[I was asked this on Quora. Here’s a slightly modified version of my answer.]
This is an excellent question! I’m pretty sure there is not yet a definitive answer, but I suspect that the eventual answer will involve two factors:
- The visual system in humans is much more highly developed than the auditory system.
- Human cultures typically teach color words to all children, but formal musical training — complete with named notes — is relatively rare.
When you look at the brain’s cortical regions, you realize that the primary visual cortex has the most well-defined laminar structure in the whole brain. Primary auditory cortex is less structured. We still don’t know exactly how the brain’s layers contribute to sensory processing, but some theories suggest that the more well-defined cortices are capable of making more fine distinctions.

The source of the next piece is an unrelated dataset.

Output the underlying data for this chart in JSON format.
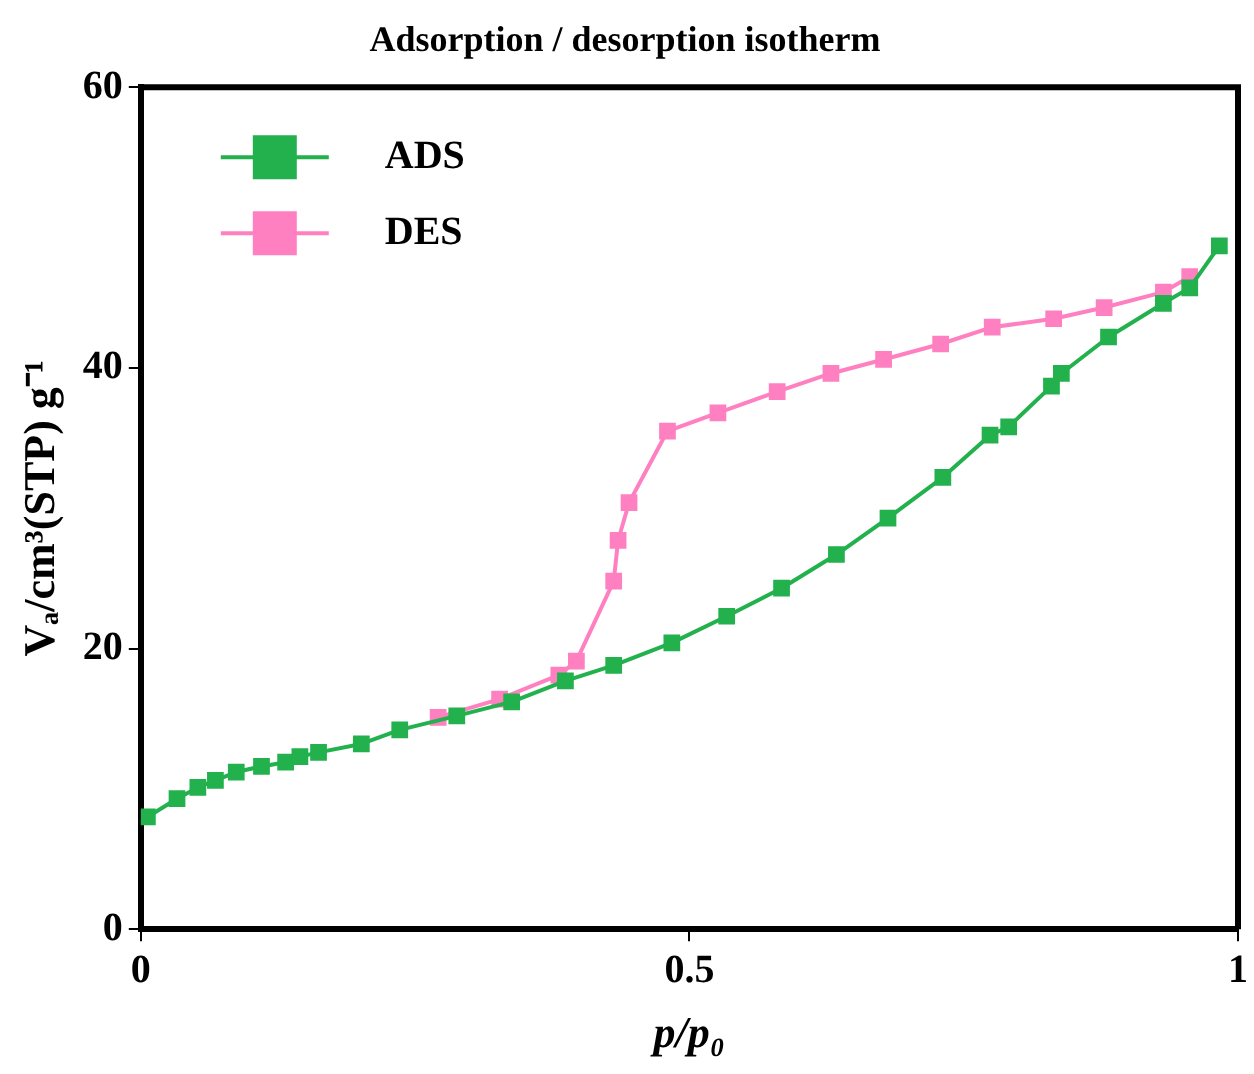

However, I don’t think the explanation for the difference between music and color perception is purely neuroscientific. Culture may well play an important role. I think that with training,— the ability to identify the exact note rather than the interval between notes — could become more common. Speakers of tonal languages like Mandarin or Cantonese are more likely to have absolute pitch, especially if they’ve had early musical training. (More on this below.)
Also: when people with no musical training are exposed to tunes they are familiar with, many of them can tell if the absolute pitch is correct or not  Similarly, when asked to produce a familiar tune, many people can hit the right pitch. . This suggests that at least some humans have the latent ability to use and/or recognize absolute pitch.
Perhaps with early training, note names will become as common as color words.
This article by a UCSD psychologist described the mystery quite well:
As someone with absolute pitch, it has always seemed puzzling to me that this ability should be so rare. When we name a color, for example as green, we do not do this by viewing a different color, determining its name, and comparing the relationship between the two colors. Instead, the labeling process is direct and immediate.
She has some fascinating data on music training among tonal language speakers:
” Figure 2. Percentages of subjects who obtained a score of at least 85% correct on the test for absolute pitch. CCOM: students at the Central Conservatory of Music, Beijing, China; all speakers of Mandarin. ESM: students at Eastman School of Music, Rochester, New York; all nontone language speakers.”
Looks like if you speak a tonal language and start learning music early, you are far more likely to have perfect pitch. (Separating causation from correlation may be tricky.)